Customized Remote Work Solutions From the World’s Largest Fully Remote CompanyCustomized Remote Work SolutionsLearn More
Back-end
10 minute read

SQL Indexes Explained, Pt. 2

Mirko designs and develops massive, extreme-workload databases. He also trains software developers on databases and SQL.

In the first lesson of SQL Indexes Explained, we learned to use sorting to speed up data retrieval. While our query execution is faster after rows are sorted, the sorting involves reading every row at least once and moving them around. That makes the method slower and less efficient than simply reading the entire table sequentially.

The logical conclusion seems to be that we should maintain sorted copies—which we’ll officially call SQL indexes, prefixed with IX_—of a given table. The retrieval algorithms from the first article would then be applicable, and we would not need to sort the table before starting.

The Index as a Sorted Copy of the Table

Let’s take a look at the literal implementation of that idea, again using Google Sheets. Our Reservation spreadsheet becomes a collection of five sheets containing the same data. Each sheet is sorted according to different sets of columns.

The exercises here are intended to be less exacting than in the previous SQL index tutorial article—they can be done more by feel than by timer and row count. Some exercises will seem very similar, but this time, we’re exploring:

  1. How to more efficiently retrieve data when using separate indexes rather than sorted primary tables
  2. How to maintain order in each index and table when modifying data

The previous tutorial focused on reads, but in many common real-world data dynamics—our hotel reservations included—we have to take into account the effects of indexing on write performance, both for inserting new data and updating existing data.

Preliminary Exercise: Cancel a Reservation

To get a feel for SQL index performance using the sorted table strategy, your task is to delete a reservation for client 12, from the 22nd of August 2020, in hotel 4. Keep in mind that you have to remove a row from all copies of the table and maintain the correct sorting.

Done?

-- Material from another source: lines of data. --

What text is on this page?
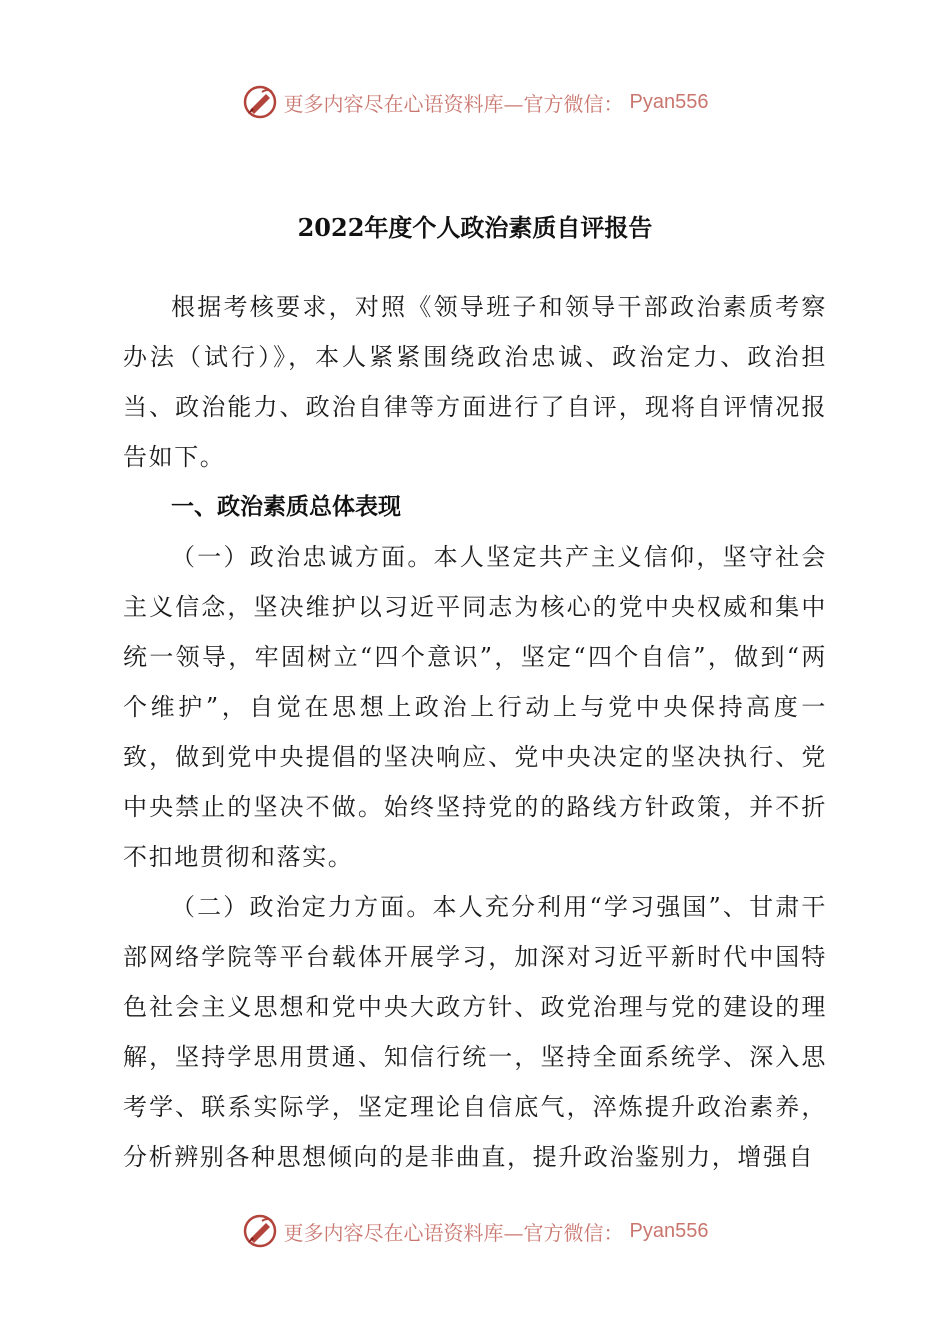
更多内容尽在心语资料库—官方微信： Pyan556
2022年度个人政治素质自评报告

根据考核要求，对照《领导班子和领导干部政治素质考察办法（试行）》，本人紧紧围绕政治忠诚、政治定力、政治担当、政治能力、政治自律等方面进行了自评，现将自评情况报告如下。

一、政治素质总体表现

（一）政治忠诚方面。本人坚定共产主义信仰，坚守社会主义信念，坚决维护以习近平同志为核心的党中央权威和集中统一领导，牢固树立“四个意识”，坚定“四个自信”，做到“两个维护”，自觉在思想上政治上行动上与党中央保持高度一致，做到党中央提倡的坚决响应、党中央决定的坚决执行、党中央禁止的坚决不做。始终坚持党的的路线方针政策，并不折不扣地贯彻和落实。

（二）政治定力方面。本人充分利用“学习强国”、甘肃干部网络学院等平台载体开展学习，加深对习近平新时代中国特色社会主义思想和党中央大政方针、政党治理与党的建设的理解，坚持学思用贯通、知信行统一，坚持全面系统学、深入思考学、联系实际学，坚定理论自信底气，淬炼提升政治素养，分析辨别各种思想倾向的是非曲直，提升政治鉴别力，增强自

更多内容尽在心语资料库—官方微信： Pyan556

It should be clear that the idea of keeping multiple sorted copies of the table is not as good as it seemed. If you still have any doubts, you can also try to re-insert the reservation you just deleted or change the date of an existing reservation.

While sorted copies of the table allow for faster retrieval, as we learned just now, data modification is a nightmare. Whenever we need to add, delete, or update an existing row, we will have to retrieve all copies of the table, find a row and/or the place where it should be added or moved, and finally move blocks of data.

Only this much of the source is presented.